Another interesting point is that one can change the advertisement parameters to advertise with a higher energy (e.g. ADVERTISE_TX_POWER_HIGH) than what the official application is doing (i.e. ADVERTISE_TX_POWER_MEDIUM), which would probably allow the attack to reach more people.

PoC and Caveats

A proof of concept has been developped, and it looks like it works, but much more testing would be necessary to be sure everything actually works with the real Stop Covid application (because, of course, the application is not out there yet, so there’s no guarantee I got everything right).

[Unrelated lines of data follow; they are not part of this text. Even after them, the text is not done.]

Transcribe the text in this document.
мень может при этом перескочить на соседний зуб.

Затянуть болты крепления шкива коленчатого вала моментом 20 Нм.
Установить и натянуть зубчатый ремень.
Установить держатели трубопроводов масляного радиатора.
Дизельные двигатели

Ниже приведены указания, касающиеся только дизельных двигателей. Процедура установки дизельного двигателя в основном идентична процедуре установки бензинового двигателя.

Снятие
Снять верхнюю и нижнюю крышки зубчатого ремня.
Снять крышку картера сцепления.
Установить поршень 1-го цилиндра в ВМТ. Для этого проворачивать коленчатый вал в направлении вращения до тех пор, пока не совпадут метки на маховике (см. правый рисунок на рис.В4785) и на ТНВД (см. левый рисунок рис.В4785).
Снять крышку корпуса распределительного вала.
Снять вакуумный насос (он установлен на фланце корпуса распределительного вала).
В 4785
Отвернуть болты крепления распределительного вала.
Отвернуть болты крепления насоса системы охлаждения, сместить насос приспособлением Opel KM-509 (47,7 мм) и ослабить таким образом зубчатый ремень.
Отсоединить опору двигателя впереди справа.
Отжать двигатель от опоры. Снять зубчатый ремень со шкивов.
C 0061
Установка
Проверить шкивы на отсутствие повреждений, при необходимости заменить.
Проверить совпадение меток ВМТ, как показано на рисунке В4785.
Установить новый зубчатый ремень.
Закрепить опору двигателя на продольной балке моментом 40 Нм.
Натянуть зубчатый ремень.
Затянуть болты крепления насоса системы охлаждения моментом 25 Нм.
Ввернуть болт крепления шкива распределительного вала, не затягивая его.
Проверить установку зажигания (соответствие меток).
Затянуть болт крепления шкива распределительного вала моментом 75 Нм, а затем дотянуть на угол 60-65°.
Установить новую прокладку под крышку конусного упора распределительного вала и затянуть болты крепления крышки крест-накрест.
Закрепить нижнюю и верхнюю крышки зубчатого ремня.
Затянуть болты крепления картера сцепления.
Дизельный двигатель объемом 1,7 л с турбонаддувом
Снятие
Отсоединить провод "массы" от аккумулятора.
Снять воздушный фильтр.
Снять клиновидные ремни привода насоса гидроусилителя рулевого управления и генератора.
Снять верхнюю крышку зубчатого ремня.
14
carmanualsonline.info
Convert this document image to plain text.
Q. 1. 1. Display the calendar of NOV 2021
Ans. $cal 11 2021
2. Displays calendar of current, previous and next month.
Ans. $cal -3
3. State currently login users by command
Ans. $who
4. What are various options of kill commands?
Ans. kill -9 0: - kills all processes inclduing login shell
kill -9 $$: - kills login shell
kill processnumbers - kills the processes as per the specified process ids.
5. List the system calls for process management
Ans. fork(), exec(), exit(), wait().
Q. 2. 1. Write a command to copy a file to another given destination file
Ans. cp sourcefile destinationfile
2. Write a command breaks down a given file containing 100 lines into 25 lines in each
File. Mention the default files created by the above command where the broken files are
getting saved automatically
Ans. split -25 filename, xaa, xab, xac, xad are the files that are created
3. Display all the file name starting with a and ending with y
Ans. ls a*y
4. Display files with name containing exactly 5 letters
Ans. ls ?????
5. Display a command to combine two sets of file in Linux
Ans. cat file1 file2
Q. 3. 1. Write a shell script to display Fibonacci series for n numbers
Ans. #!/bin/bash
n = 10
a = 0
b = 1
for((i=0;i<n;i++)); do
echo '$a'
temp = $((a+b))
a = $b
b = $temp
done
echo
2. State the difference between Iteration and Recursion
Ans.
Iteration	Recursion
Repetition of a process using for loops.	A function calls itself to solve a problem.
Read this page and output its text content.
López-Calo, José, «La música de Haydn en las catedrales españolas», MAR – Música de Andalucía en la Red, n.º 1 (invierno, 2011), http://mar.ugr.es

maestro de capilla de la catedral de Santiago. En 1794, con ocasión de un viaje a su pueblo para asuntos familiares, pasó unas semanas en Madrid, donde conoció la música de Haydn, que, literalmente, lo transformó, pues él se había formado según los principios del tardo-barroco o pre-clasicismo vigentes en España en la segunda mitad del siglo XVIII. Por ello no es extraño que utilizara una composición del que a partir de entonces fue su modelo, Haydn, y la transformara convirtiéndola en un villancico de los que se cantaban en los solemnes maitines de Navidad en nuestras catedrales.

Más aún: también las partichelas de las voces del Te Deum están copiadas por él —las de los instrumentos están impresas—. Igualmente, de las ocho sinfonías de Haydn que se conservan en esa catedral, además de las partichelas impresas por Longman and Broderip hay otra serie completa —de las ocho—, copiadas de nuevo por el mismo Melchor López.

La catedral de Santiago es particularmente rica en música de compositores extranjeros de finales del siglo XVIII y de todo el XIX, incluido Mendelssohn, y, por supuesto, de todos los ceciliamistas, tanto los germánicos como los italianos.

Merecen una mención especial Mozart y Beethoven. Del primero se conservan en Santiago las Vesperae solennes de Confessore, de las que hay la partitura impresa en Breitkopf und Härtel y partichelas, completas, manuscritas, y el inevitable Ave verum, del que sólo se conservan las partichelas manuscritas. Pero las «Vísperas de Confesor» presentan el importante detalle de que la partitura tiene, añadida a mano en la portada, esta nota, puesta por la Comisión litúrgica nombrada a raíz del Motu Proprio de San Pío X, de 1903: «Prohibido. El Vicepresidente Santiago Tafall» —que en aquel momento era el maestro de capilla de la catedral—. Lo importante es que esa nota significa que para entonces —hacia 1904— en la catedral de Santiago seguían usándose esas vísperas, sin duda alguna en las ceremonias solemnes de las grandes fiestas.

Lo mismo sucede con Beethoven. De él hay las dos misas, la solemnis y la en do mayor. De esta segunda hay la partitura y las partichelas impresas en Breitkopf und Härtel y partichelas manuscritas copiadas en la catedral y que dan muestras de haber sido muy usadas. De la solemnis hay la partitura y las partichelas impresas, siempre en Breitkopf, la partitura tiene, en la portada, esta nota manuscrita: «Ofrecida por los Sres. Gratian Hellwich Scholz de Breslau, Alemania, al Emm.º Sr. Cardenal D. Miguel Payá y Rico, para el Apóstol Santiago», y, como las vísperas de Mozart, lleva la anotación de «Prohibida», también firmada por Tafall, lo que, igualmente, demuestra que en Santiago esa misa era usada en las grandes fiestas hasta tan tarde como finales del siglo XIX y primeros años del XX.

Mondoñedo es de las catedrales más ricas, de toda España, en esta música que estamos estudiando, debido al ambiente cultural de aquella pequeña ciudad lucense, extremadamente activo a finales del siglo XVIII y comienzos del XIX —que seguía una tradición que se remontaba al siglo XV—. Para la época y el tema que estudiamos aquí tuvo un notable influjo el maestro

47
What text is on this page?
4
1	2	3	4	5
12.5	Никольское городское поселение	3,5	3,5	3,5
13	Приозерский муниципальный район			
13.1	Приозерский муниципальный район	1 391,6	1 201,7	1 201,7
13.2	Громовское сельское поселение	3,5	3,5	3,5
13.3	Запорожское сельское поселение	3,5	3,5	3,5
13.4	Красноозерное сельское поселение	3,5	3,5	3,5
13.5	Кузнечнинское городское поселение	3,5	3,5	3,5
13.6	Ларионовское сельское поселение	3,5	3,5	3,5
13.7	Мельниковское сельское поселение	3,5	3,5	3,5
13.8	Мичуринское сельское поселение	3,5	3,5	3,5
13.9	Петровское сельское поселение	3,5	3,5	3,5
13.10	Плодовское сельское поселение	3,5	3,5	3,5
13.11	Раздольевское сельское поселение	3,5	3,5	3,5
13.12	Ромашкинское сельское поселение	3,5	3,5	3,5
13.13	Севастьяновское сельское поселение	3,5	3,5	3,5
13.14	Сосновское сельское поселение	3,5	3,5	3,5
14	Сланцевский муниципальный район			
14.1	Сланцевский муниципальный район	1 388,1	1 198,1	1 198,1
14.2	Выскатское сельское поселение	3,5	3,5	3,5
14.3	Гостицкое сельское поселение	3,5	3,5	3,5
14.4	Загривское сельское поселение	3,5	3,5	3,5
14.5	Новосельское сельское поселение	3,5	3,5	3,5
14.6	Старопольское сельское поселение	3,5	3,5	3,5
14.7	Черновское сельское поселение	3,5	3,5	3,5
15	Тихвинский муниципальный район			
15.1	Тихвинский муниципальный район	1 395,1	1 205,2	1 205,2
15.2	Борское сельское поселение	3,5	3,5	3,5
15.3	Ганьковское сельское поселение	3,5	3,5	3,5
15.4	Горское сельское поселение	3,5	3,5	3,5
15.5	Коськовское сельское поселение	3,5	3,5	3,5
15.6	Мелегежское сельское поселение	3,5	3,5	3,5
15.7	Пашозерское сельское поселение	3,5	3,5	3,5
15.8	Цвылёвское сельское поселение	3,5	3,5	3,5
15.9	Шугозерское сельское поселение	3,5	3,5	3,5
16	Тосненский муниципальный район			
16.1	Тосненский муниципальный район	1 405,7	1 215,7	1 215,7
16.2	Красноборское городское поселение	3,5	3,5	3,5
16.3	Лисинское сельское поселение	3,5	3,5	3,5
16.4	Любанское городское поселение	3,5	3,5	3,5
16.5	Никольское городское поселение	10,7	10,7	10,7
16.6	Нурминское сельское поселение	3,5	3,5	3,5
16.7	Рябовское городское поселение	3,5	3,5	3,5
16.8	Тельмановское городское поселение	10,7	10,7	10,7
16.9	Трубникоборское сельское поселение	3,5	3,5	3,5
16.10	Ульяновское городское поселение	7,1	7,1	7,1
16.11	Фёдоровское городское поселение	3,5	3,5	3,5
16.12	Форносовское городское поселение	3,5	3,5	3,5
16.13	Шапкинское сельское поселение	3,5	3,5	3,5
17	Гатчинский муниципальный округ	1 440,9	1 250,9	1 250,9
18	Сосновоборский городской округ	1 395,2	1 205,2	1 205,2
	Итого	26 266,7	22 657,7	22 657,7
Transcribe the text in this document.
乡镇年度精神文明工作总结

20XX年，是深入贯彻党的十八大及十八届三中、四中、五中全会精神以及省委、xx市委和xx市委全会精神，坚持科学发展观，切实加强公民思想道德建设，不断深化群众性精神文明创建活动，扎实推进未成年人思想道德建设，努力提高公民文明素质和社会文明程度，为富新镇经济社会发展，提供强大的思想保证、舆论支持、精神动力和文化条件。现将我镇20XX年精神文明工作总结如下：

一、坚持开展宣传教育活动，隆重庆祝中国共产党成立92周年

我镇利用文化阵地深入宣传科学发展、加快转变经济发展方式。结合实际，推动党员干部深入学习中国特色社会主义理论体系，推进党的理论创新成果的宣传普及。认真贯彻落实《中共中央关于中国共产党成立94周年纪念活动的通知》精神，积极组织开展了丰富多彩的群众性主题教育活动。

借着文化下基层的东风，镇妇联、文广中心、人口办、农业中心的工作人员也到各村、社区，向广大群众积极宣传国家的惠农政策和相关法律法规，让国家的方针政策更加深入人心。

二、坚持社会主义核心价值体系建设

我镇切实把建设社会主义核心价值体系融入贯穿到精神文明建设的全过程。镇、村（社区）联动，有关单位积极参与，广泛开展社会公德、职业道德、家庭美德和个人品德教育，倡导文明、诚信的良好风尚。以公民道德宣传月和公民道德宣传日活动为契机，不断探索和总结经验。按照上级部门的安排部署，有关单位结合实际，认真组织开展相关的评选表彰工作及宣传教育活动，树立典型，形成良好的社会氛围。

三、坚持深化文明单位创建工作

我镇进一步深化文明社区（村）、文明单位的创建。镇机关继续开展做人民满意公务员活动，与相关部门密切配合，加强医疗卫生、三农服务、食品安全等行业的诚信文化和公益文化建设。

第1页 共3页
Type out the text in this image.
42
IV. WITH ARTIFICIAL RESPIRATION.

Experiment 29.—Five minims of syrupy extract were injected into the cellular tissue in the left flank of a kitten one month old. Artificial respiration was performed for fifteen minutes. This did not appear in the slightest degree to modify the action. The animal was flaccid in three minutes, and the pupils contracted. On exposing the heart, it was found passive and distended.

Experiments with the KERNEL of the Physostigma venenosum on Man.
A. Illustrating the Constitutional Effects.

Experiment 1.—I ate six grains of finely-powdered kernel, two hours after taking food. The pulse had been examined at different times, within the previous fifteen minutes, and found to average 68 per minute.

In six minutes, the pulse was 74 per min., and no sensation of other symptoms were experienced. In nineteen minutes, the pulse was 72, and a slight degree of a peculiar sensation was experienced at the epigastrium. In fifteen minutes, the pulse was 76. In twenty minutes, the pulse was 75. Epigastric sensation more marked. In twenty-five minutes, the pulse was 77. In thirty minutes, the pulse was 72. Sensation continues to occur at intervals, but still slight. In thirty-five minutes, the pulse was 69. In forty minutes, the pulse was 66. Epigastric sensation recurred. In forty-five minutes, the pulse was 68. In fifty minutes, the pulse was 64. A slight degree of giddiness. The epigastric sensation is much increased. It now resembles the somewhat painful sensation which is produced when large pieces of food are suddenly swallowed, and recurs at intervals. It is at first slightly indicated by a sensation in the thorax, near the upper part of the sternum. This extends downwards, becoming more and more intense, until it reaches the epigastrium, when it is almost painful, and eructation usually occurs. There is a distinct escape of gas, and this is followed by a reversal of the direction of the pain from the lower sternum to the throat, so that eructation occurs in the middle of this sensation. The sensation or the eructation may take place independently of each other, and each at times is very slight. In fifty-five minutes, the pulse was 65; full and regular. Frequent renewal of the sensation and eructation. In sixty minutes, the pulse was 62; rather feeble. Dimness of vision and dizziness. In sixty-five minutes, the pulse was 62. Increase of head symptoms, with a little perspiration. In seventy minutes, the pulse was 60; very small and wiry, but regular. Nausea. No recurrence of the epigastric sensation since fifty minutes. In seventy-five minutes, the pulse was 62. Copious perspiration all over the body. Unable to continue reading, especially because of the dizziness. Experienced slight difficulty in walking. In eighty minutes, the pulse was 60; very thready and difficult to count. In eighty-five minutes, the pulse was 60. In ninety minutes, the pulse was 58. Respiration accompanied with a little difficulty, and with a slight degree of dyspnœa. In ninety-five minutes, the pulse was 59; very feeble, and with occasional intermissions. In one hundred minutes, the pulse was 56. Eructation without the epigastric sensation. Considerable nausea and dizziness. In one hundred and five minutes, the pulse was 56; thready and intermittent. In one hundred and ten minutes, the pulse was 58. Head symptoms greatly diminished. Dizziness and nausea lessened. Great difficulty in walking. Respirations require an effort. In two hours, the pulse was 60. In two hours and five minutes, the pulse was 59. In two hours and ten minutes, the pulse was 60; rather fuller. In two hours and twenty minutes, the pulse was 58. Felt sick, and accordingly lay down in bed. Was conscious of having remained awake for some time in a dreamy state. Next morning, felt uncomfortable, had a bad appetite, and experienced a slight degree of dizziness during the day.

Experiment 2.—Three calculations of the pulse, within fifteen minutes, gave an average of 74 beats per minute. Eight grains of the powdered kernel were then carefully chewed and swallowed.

A screenshot showing a phone running Stop Covid receiving its own beacon (retransmitted by another node faking the data) is shown below. For multiple reasons, i’ll not publish the source code: it’s pretty easy to reproduce with what’s written there, and you don’t have to trust me, so, reproduce.

Random Mac Addresses

Of course, the MAC address used to broadcast the beacons is not exactly the same as the original one, but as it’s expected that the operating system (e.g. Android or IOS) will change them randomly for privacy purpose, it’s not really a problem. Also, such a MAC Address could also be spoofed, if more work were put into the proof of concept, using something like an ESP32 microcontroller or even a SDR equipped with BTLE

Latency

Latency is not a problem: a round-trip message between Lyon and Paris will take less than 20ms through the internet, allowing any beacon being heared by such a system to be retransmitted pretty much anywhere in France in less than 1 second. And from what I observe, the Stop Covid App will emit the same beacons for at least a few tens of seconds.

Conclusion

Relay attacks are not new, and the only way to defend against them is to use some kind of bounding protocol that will prevent silently rebroadcasting beacons from one place to another. Such a protocol would use localization information (e.g. GPS localization) or limits imposed by physics (e.g. the speed of light), which is not feasible for contact tracing mechanisms based on bluetooth, or in a way that an user will trust (not using the GPS is a feature for an app such as Stop Covid). And it seems to me relay attacks are not really hard to deploy.